Clinical Practice Guidelines and Consensus Statements About Pain Management in Critically Ill End-of-life Patients

A Systematic Review

Alejandro Durán-Crane, MD; Andrés Laserna, MD; María A. López-Olivo, MD, PhD, MSC; John A. Cuenca, MD; Diana Paola Díaz, MD; Yenny Rocío Cardenas, MD, MSC; Catherine Urso, BS; Keara O'Connell, BMBS; Kian Azimpoor, BS; Clara Fowler, MSLS; Kristen J. Price, MD; Charles L. Sprung, MD, JD, MCCM; Joseph L. Nates, MD, MBA, CMQ, MCCM

Disclosures

Crit Care Med. 2019;47(11):1619-1626. 

In This Article

Materials and Methods

Protocol and Registration

We conducted our systematic review using the Cochrane method. The protocol was published elsewhere.[12] Our report adheres to the Preferred Reporting Items for Systematic Reviews and Meta-Analyses statement.

Eligibility Criteria

We included clinical practice guidelines, consensus statements, and benchmarks for quality from global societies and professional organizations that provide recommendations for pain management at the end-of-life in the ICU. We excluded previous versions of guidelines that were updated by the same society or organization.

Information Sources

The databases searched were PubMed, EMBASE, Cochrane Database of Systematic Reviews, and Biblioteca Virtual en Salud from their date of inception to March 28, 2019. No restrictions on language or publication date were used. In addition, two reviewers manually searched the bibliography list of each relevant citation to identify additional eligible articles.

Search

A professional librarian built a specific and sensitive search strategy based on terms defined by an anesthesiologist who specializes in pain management and two ICU anesthesiologists (see the protocol for the complete list of search terms and Boolean operators [12]).

Study Selection

Two investigators independently screened citations from the initial search using a two-step approach in which first the title and then the abstracts were screened for eligibility. For citations that were considered potentially relevant, the full text was retrieved and further screened for eligibility. In cases of disagreement, a third investigator was consulted to determine eligibility.

Data Collection Process

Two investigators independently collected data from eligible publications. Any disagreements were resolved through consensus among three investigators.

Data Items

We collected information on study characteristics, pain assessment recommendations, and suggested interventions for pain management, including recommendations in the following categories: 1) initial drug dosing, titration, maximum dose, and route of administration; 2) side effect management; 3) the principle of "double effect"; 4) neuromuscular blockade use; and 5) palliative care consultation. The authors determined these categories as a way to summarize the literature.

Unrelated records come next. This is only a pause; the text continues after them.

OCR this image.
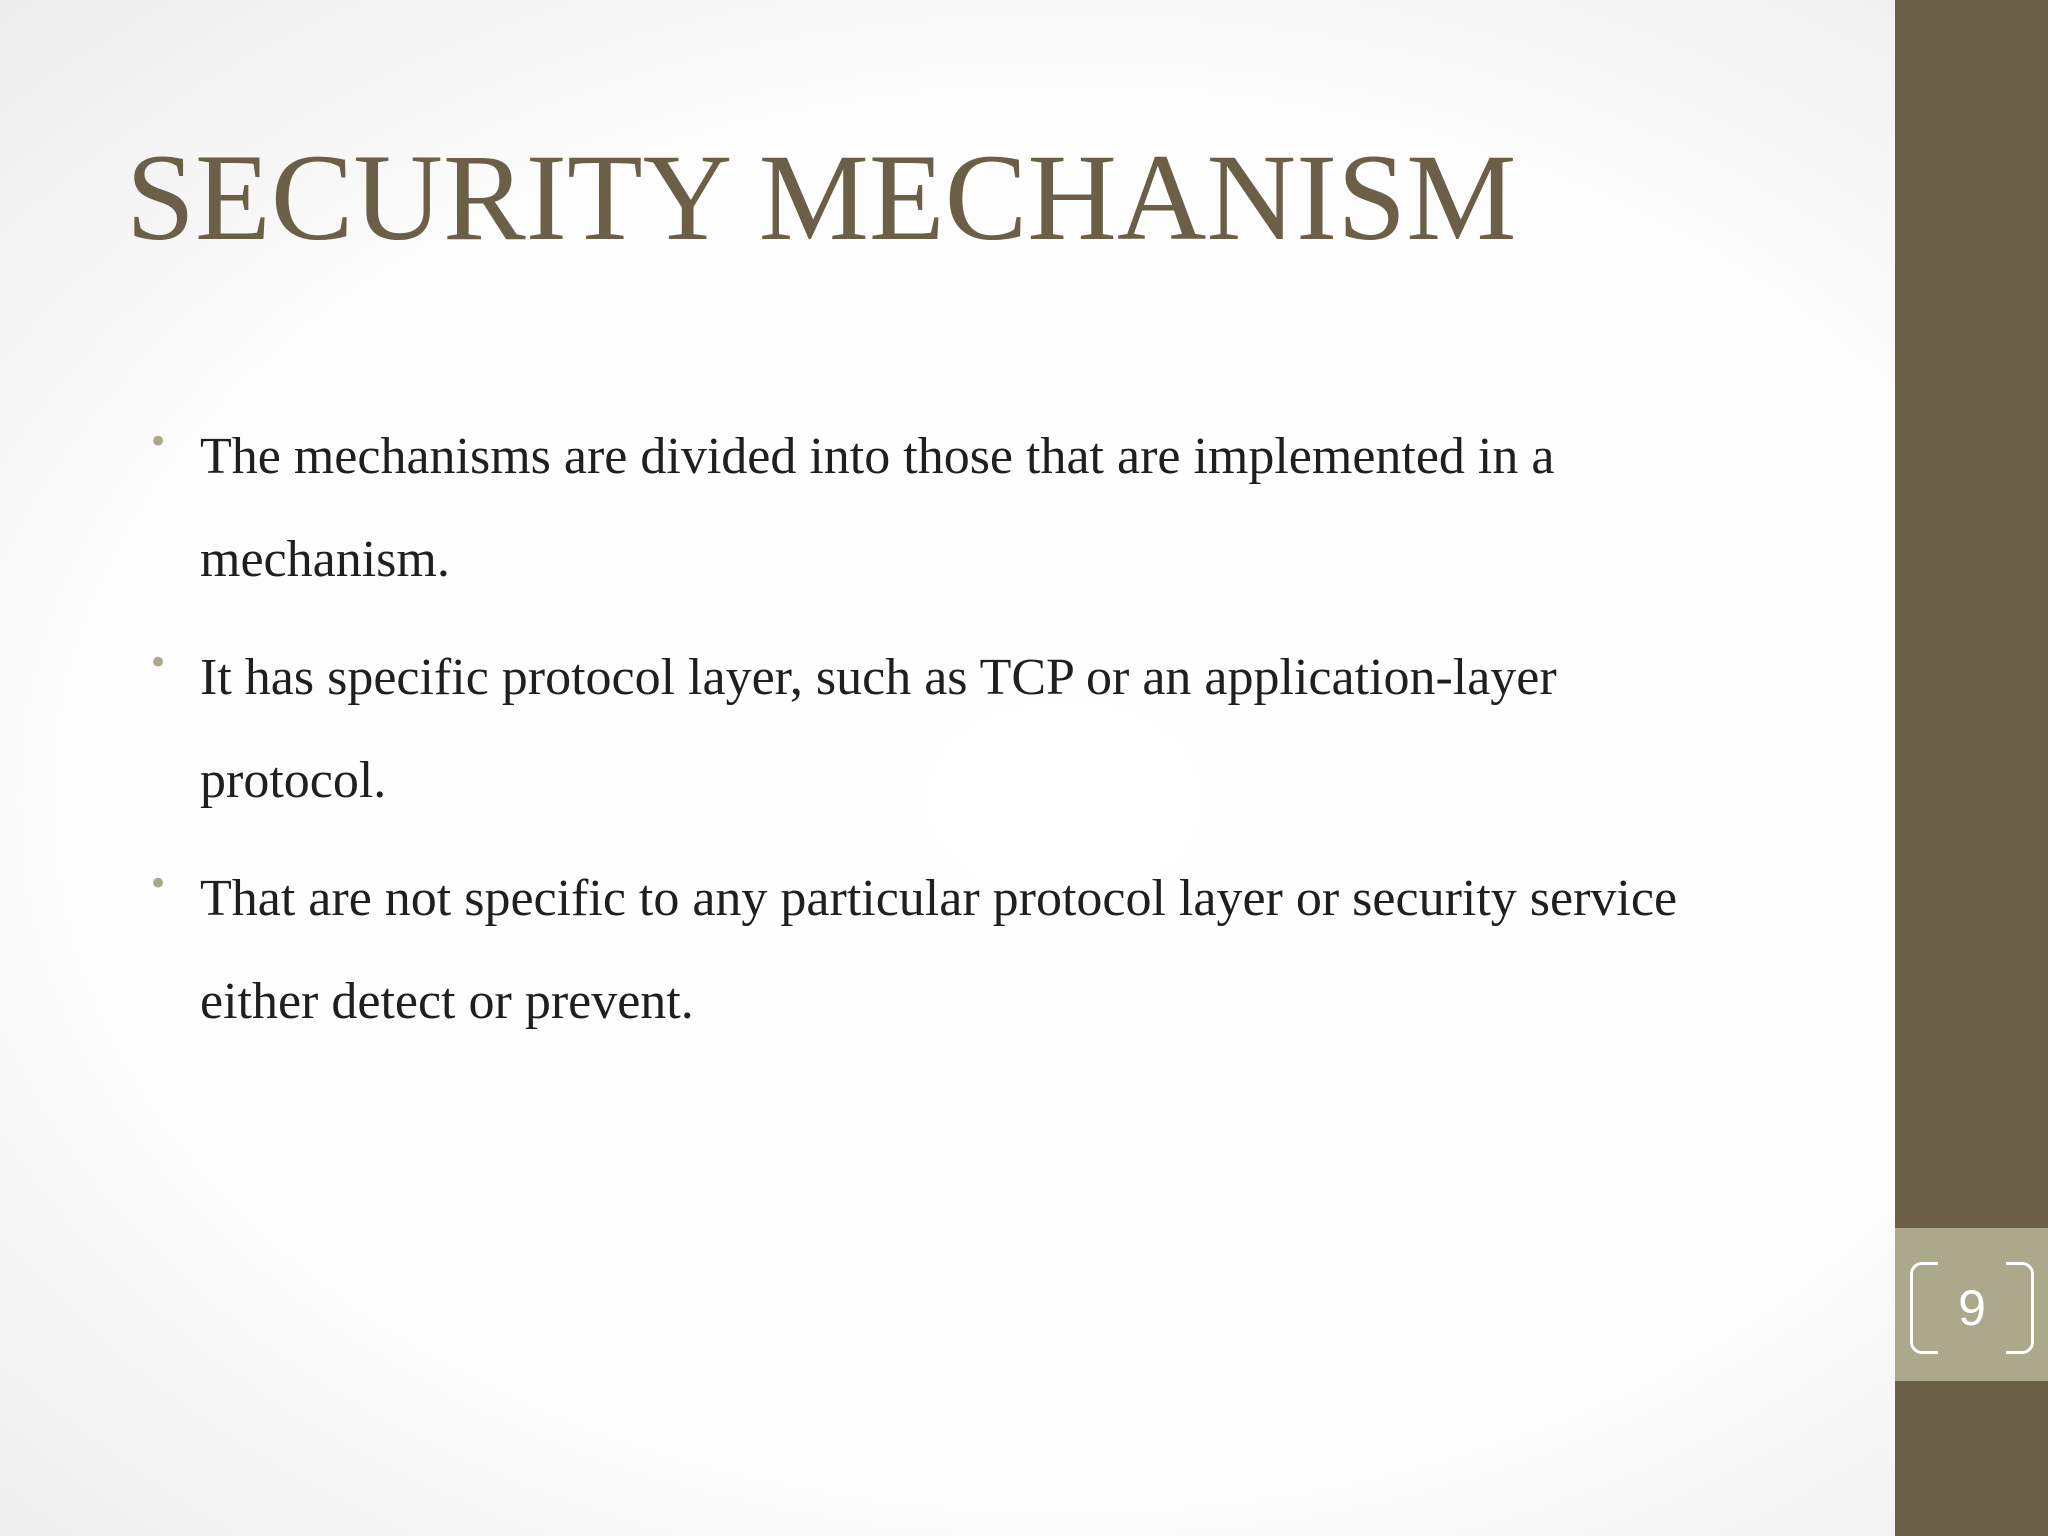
9
SECURITY MECHANISM
• The mechanisms are divided into those that are implemented in a mechanism.
• It has specific protocol layer, such as TCP or an application-layer protocol.
• That are not specific to any particular protocol layer or security service either detect or prevent.
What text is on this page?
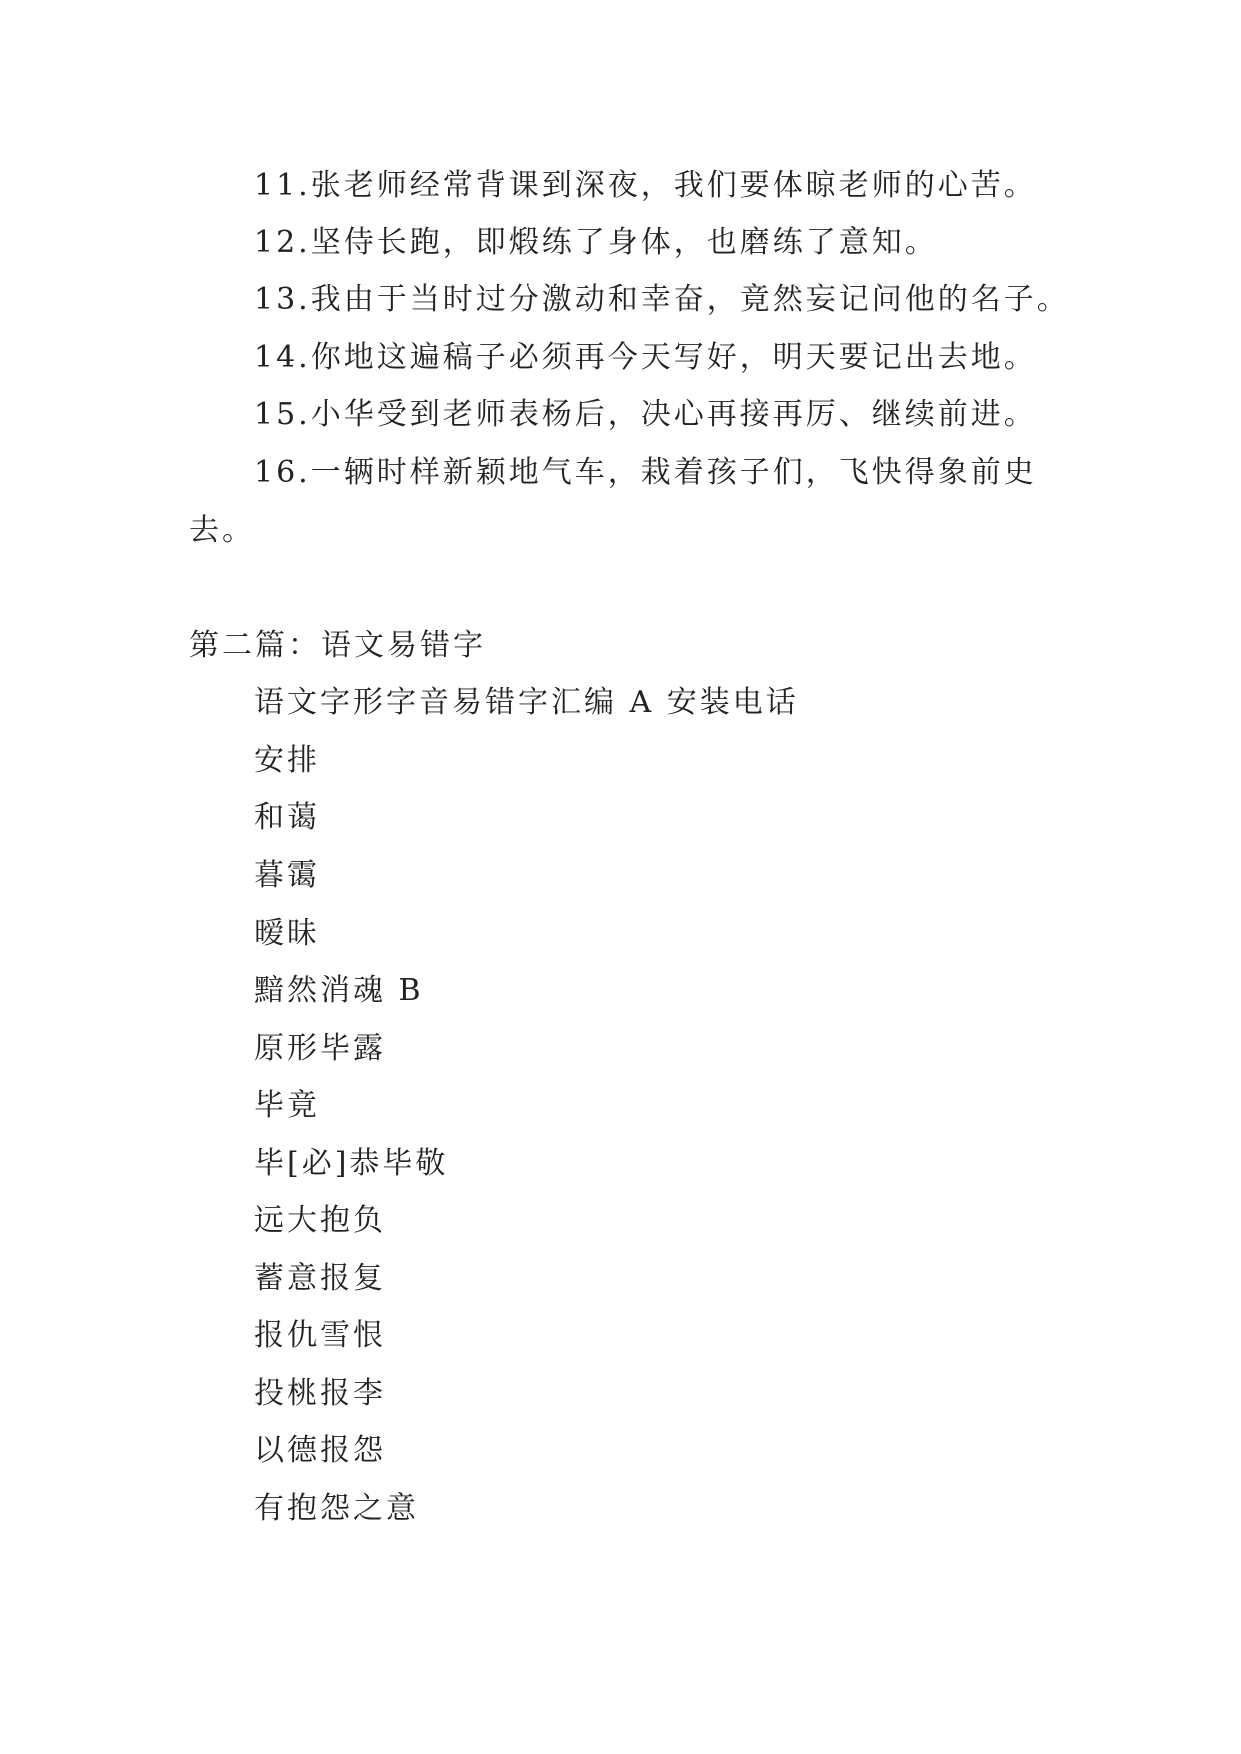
11.张老师经常背课到深夜，我们要体晾老师的心苦。
12.坚侍长跑，即煅练了身体，也磨练了意知。
13.我由于当时过分激动和幸奋，竟然妄记问他的名子。
14.你地这遍稿子必须再今天写好，明天要记出去地。
15.小华受到老师表杨后，决心再接再厉、继续前进。
16.一辆时样新颖地气车，栽着孩子们，飞快得象前史
去。
第二篇：语文易错字
语文字形字音易错字汇编 A 安装电话
安排
和蔼
暮霭
暧昧
黯然消魂 B
原形毕露
毕竟
毕[必]恭毕敬
远大抱负
蓄意报复
报仇雪恨
投桃报李
以德报怨
有抱怨之意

Risk of Bias in Individual Studies

All documents included were assessed independently by four reviewers using the Appraisal of Guidelines for Research and Evaluation (AGREE)–II instrument.[13] A final decision by the evaluator was to recommend the document, recommend it with modifications, or not recommend it.

Synthesis of Results

Descriptive statistics were performed for individual AGREE-II domain scores (median and maximum–minimum). The recommendations were examined using a narrative synthesis (tabular and thematic analysis), and the results were presented in categories.